Adopting innovative technology and solutions is critical for ensuring clean water. Several methods may be used to remove salts from water. They may be divided into two categories: membranes and heat. Reverse electrodialysis, which uses a membrane, is an efficient way of separating substances. Prior research investigated systemlevel factors, but the nanoscale mechanisms that drive ion and water penetration across membranes were poorly understood. This study closed a research gap by investigating the influence of carbon nanotube membrane thickness on particle mobility and fluid dynamics in reverse electrodialysis systems. The research is contributed to the enhancement of energy conversion efficiency and membrane performance in reverse electrodialysis systems by offering a comprehensive understanding of the influence of channel thickness on particle transport and selectivity through the carbon nanotube membrane.

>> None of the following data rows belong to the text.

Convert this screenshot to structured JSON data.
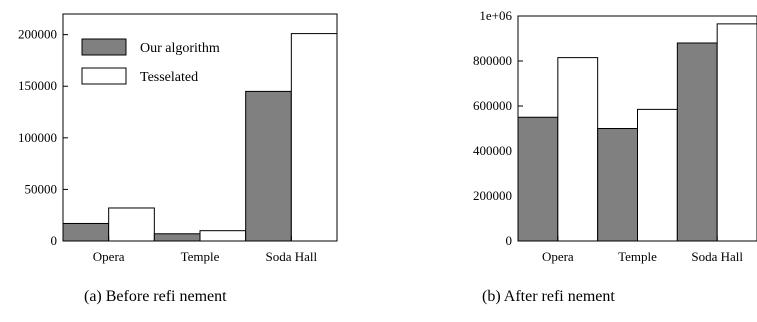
{
  "colors": {
    "our_algorithm": "#808080",
    "tesselated": "#ffffff",
    "axis": "#000000"
  },
  "chart_data": [
    {
      "type": "bar",
      "caption": "(a) Before refi nement",
      "categories": [
        "Opera",
        "Temple",
        "Soda Hall"
      ],
      "series": [
        {
          "name": "Our algorithm",
          "values": [
            17000,
            7000,
            145000
          ]
        },
        {
          "name": "Tesselated",
          "values": [
            32000,
            10000,
            201000
          ]
        }
      ],
      "ylim": [
        0,
        220000
      ],
      "yticks": [
        0,
        50000,
        100000,
        150000,
        200000
      ],
      "ytick_labels": [
        "0",
        "50000",
        "100000",
        "150000",
        "200000"
      ],
      "legend": "top-left",
      "grid": false
    },
    {
      "type": "bar",
      "caption": "(b) After refi nement",
      "categories": [
        "Opera",
        "Temple",
        "Soda Hall"
      ],
      "series": [
        {
          "name": "Our algorithm",
          "values": [
            550000,
            500000,
            880000
          ]
        },
        {
          "name": "Tesselated",
          "values": [
            815000,
            585000,
            965000
          ]
        }
      ],
      "ylim": [
        0,
        1000000
      ],
      "yticks": [
        0,
        200000,
        400000,
        600000,
        800000,
        1000000
      ],
      "ytick_labels": [
        "0",
        "200000",
        "400000",
        "600000",
        "800000",
        "1e+06"
      ],
      "legend": "none",
      "grid": false
    }
  ]
}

Molecular dynamics simulations using the LAMMPS software package are conducted to examine the effect of carbon nanotube thickness variation (1-layer vs 2-layer) on fluid flow, ionic current, hydrogen bonding, and fluid density. To the findings, increasing the thickness of a carbon nanotube from one layer to two layers decreases the fluid flow rate to 203.79 atoms/ns and the current from 5.31 e/ns to 5.15 e/ns. Additionally, the number of broken hydrogen bonds decreases from 116 to 105, indicating decreased permeability and increased stability of the hydrogen-bonding network. In addition to offering useful information for the construction of more effective and selective membranes in renewable energy applications, these results provided a molecular understanding of how carbon nanotube thickness affected reverse electrodialysis effectiveness.